Esas No: 2015/3083
Karar No: 2015/6216
Karar Tarihi: 05.11.2015
Dolandırıcılık - Yargıtay 23. Ceza Dairesi 2015/3083 Esas 2015/6216 Karar Sayılı İlamı
"İçtihat Metni"
Tebliğname No : 15 - 2012/24010
MAHKEMESİ : İstanbul Anadolu 7. Ağır Ceza Mahkemesi
TARİHİ : 19/07/2011
NUMARASI : 2011/12 (E) ve 2011/258 (K)
SUÇ : Dolandırıcılık
Dosya incelenerek gereği düşünüldü:
Sanıklardan M.. H.."nun imza yetkisi olmadığı halde diğer sanıkların bilgisi dahilinde aldığı mal karşılığında suça konu çekleri tanzim ve imzalayarak katılan şirket yetkilisine vermek suretiyle tüm sanıkların dolandırıcılık suçunu işledikleri iddia edilen olayda;
Katılan şirket yetkilisi E.. G.. Asliye Ceza Mahkemesindeki beyanında suça konu üç adet çekin sanık Mehmet tarafından ödenmemiş senetlere karşılık verildiğini belirtmesine rağmen mahkemede verdiği 11.05.2011 tarihli ayrıntılı beyanında, suça konu çeklerin keşideci firmaya mal alışverişi sırasında önce irsaliye ile malın sevk edildiğini 10-15 gün ara ile de sanıkların firmasından mal bedellerine karşılık çekleri aldıklarını belirtmiş olması, katılanın bu beyanının suça konu çekleri tanzim ve imza eden sanık M.. H.."nun aşamalardaki savunmalarıyla da doğrulanmış olması karşısında suçta kullanılan çeklerin önceden doğan borç karşılığı verilmediği, bu nedenle mahkemenin gerekçesi yerinde görülmemiş ise de;
Keşideci şirket yetkilisi olan sanık A.. H.."nun mahkemede tekrar ettiği soruşturma evresindeki 10.03.2010 tarihli savunmasında şirket adına çek imzalama yetkisinin kendisine ait olmasına rağmen şirket işlerinin kayın biraderi Alparslan Hakkıoğlu ve eşi olan sanık Mehmet tarafından
yürütüldüğünü, eşi olan sanık Mehmet"in suça konu çekleri kendi bilgisi dahilinde tanzim edip verdiğini belirtmiş olması karşısında sanık Mehmet"in suça konu üç adet çeki şirket yetkilisi sanık Asuman"ın bilgisi ve muvafakati kapsamında tanzim edip imzalayarak katılan firmaya vermiş olması nedeniyle dolandırıcılık suçunun hile unsurunu oluşturan sahte çek tanzim edip kullanmak suçunun sübut bulmayacağı, bu nedenle de dolandırıcılık suçunun unsurlarının oluşmayacağı anlaşılmakla; sanıklar hakkında sonucu itibarıyla doğru olan beraat kararında bir isabetsizlik görülmemiştir.

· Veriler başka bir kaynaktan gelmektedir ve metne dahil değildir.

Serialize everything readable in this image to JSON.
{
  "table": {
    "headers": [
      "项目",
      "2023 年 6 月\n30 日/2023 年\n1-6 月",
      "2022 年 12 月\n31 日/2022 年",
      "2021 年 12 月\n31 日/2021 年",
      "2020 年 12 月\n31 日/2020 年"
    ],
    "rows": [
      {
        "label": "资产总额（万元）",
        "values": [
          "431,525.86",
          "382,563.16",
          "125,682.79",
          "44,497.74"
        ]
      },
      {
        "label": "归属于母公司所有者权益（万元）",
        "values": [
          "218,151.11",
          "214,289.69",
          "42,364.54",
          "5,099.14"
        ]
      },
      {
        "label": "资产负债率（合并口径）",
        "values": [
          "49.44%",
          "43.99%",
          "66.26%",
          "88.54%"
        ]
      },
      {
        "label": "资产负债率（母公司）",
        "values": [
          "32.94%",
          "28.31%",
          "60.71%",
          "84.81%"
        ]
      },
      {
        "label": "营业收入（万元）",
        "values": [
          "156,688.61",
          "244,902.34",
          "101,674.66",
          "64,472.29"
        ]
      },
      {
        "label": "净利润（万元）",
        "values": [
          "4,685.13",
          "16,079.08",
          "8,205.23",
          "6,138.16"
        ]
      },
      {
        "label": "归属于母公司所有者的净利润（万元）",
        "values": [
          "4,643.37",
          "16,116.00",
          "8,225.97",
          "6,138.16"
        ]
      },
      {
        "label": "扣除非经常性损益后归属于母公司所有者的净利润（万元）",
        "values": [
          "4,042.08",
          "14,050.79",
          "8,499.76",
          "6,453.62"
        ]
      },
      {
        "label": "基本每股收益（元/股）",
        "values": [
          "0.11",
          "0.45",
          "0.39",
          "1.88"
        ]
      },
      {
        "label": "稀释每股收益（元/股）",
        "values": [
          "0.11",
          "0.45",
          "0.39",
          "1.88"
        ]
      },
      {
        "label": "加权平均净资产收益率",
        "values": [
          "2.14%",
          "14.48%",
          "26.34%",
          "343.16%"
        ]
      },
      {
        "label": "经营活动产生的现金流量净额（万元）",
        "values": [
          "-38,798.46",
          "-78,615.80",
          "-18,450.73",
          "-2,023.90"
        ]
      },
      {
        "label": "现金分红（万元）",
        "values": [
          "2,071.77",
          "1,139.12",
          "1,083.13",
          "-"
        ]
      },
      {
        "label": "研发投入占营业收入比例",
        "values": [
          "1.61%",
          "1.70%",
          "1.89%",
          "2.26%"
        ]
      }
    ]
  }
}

Yapılan yargılamaya, toplanıp karar yerinde gösterilen delillere, mahkemenin kovuşturma sonuçlarına uygun olarak oluşan kanaat ve takdirine, incelenen dosya kapsamına göre, katılan vekilinin yerinde görülmeyen temyiz itirazlarının reddiyle hükmün ONANMASINA, 05.11.2015 tarihinde oybirliği ile karar verildi.